In the present study, the genes encoding the receptors for the above outlined hormones were detected in a limited number of collected hSkMCs. Moreover, all the assayed receptor genes significantly increase during in vitro myogenesis of hSkMCs, supporting their role in the maturation of the human skeletal muscle. The fact that the two sclerostin receptors LRP-5 and LRP-6 are expressed in hSkMCs is opens for this important osteocytic protein a function as a hormone in the reciprocal interaction between bone and skeletal muscle. Interestingly, also the expression of the gene encoding Irisin, an important hormone produces by mature skeletal muscle tissue that affects cortical bone [51] increases during the process of in vitro differentiation of the hSkMCs.

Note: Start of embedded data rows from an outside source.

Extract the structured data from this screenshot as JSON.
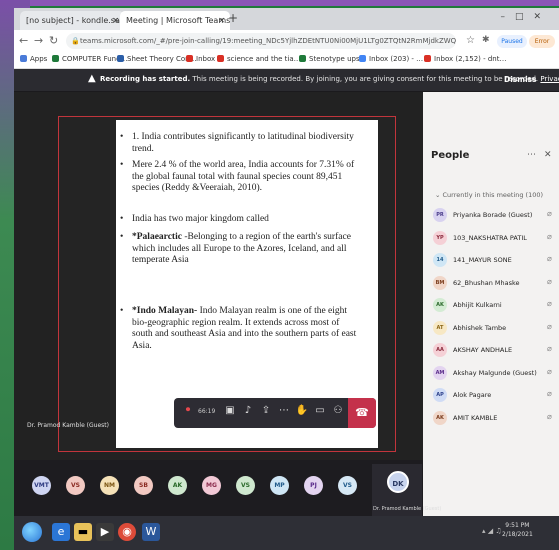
{
  "browser": {
    "tabs": [
      {
        "label": "[no subject] - kondle.sayan…",
        "active": false
      },
      {
        "label": "Meeting | Microsoft Teams",
        "active": true
      }
    ],
    "address": "teams.microsoft.com/_#/pre-join-calling/19:meeting_NDc5YjlhZDEtNTU0Ni00MjU1LTg0ZTQtN2RmMjdkZWQ0@thread.v2",
    "profile_label": "Paused",
    "update_label": "Error",
    "bookmarks": [
      {
        "label": "Apps",
        "color": "#4a7bd8"
      },
      {
        "label": "COMPUTER Fund…",
        "color": "#1f7a3a"
      },
      {
        "label": "Sheet Theory Con…",
        "color": "#2b5ea8"
      },
      {
        "label": "Inbox",
        "color": "#d93025"
      },
      {
        "label": "science and the tia…",
        "color": "#d93025"
      },
      {
        "label": "Stenotype ups",
        "color": "#1f7a3a"
      },
      {
        "label": "Inbox (203) - …",
        "color": "#4285f4"
      },
      {
        "label": "Inbox (2,152) - dnt…",
        "color": "#d93025"
      }
    ]
  },
  "banner": {
    "bold": "Recording has started.",
    "text": "This meeting is being recorded. By joining, you are giving consent for this meeting to be recorded.",
    "link": "Privacy policy",
    "dismiss": "Dismiss"
  },
  "slide": {
    "bullets": [
      {
        "marker": "•",
        "text": "1. India contributes significantly to latitudinal biodiversity trend."
      },
      {
        "marker": "•",
        "text": "Mere 2.4 % of the world area, India accounts for 7.31% of the global faunal total with faunal species count 89,451 species (Reddy &Veeraiah, 2010)."
      },
      {
        "marker": "•",
        "text": "India has two major kingdom called"
      },
      {
        "marker": "•",
        "bold": "*Palaearctic",
        "text": " -Belonging to a region of the earth's surface which includes all Europe to the Azores, Iceland, and all temperate Asia"
      },
      {
        "marker": "•",
        "bold": "*Indo Malayan-",
        "text": " Indo Malayan realm is one of the eight bio-geographic region realm. It extends across most of south and southeast Asia and into the southern parts of east Asia."
      }
    ]
  },
  "stage": {
    "presenter_name": "Dr. Pramod Kamble (Guest)"
  },
  "controls": {
    "timer": "66:19"
  },
  "people_panel": {
    "title": "People",
    "section": "Currently in this meeting (100)",
    "people": [
      {
        "initials": "PR",
        "name": "Priyanka Borade (Guest)",
        "bg": "#d8d2f0",
        "fg": "#4a3c8a"
      },
      {
        "initials": "YP",
        "name": "103_NAKSHATRA PATIL",
        "bg": "#f5d0d6",
        "fg": "#8a2b3c"
      },
      {
        "initials": "14",
        "name": "141_MAYUR SONE",
        "bg": "#cfe6f5",
        "fg": "#1f5a8a"
      },
      {
        "initials": "BM",
        "name": "62_Bhushan Mhaske",
        "bg": "#f0d6c8",
        "fg": "#7a3b1c"
      },
      {
        "initials": "AK",
        "name": "Abhijit Kulkarni",
        "bg": "#d4ecd4",
        "fg": "#2b6a2b"
      },
      {
        "initials": "AT",
        "name": "Abhishek Tambe",
        "bg": "#f7e8c4",
        "fg": "#8a6414"
      },
      {
        "initials": "AA",
        "name": "AKSHAY ANDHALE",
        "bg": "#f5d0d6",
        "fg": "#8a2b3c"
      },
      {
        "initials": "AM",
        "name": "Akshay Malgunde (Guest)",
        "bg": "#e3d4f0",
        "fg": "#5a2b8a"
      },
      {
        "initials": "AP",
        "name": "Alok Pagare",
        "bg": "#d0dcf5",
        "fg": "#2b3f8a"
      },
      {
        "initials": "AK",
        "name": "AMIT KAMBLE",
        "bg": "#f0d6c8",
        "fg": "#7a3b1c"
      }
    ]
  },
  "strip": {
    "participants": [
      {
        "initials": "VMT",
        "bg": "#cfd5f2",
        "fg": "#2e3a80"
      },
      {
        "initials": "VS",
        "bg": "#f2c9c2",
        "fg": "#8a2b22"
      },
      {
        "initials": "NM",
        "bg": "#f5e1b8",
        "fg": "#7a5412"
      },
      {
        "initials": "SB",
        "bg": "#f2c9c2",
        "fg": "#8a2b22"
      },
      {
        "initials": "AK",
        "bg": "#cfe8cf",
        "fg": "#2b6a2b"
      },
      {
        "initials": "MG",
        "bg": "#f2c9d6",
        "fg": "#8a2b4c"
      },
      {
        "initials": "VS",
        "bg": "#cfe8cf",
        "fg": "#2b6a2b"
      },
      {
        "initials": "MP",
        "bg": "#cfe6f5",
        "fg": "#1f5a8a"
      },
      {
        "initials": "PJ",
        "bg": "#e3d4f0",
        "fg": "#5a2b8a"
      },
      {
        "initials": "VS",
        "bg": "#d6e8f5",
        "fg": "#1f5a8a"
      }
    ],
    "speaker": {
      "initials": "DK",
      "name": "Dr. Pramod Kamble (Guest)"
    }
  },
  "taskbar": {
    "time": "9:51 PM",
    "date": "2/18/2021"
  }
}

In conclusion, our results have demonstrated the utility of skeletal muscle satellite cells, isolated from human biopsies, as an in vitro cell model to study the myogenesis process and the characterization of the skeletal muscle as an endocrine apparatus and a target organ for several hormones. In fact, all the assayed hormone receptor genes may represent feasible targets during skeletal muscle regeneration to be modulated throughout the skeletal muscle differentiation pathway. Similarly, muscle function should be evaluated in patients suffering of various endocrinopathies, a problem not routinely carried out by the endocrinologists. These findings could stimulate further research for a better understanding of disorders associated with impaired adult myogenesis, to help identify novel therapeutic interventions for these conditions. Future developments of this research will include the enlargement of the culture collection and the characterization of the novel evidenced targets in human skeletal myogenesis.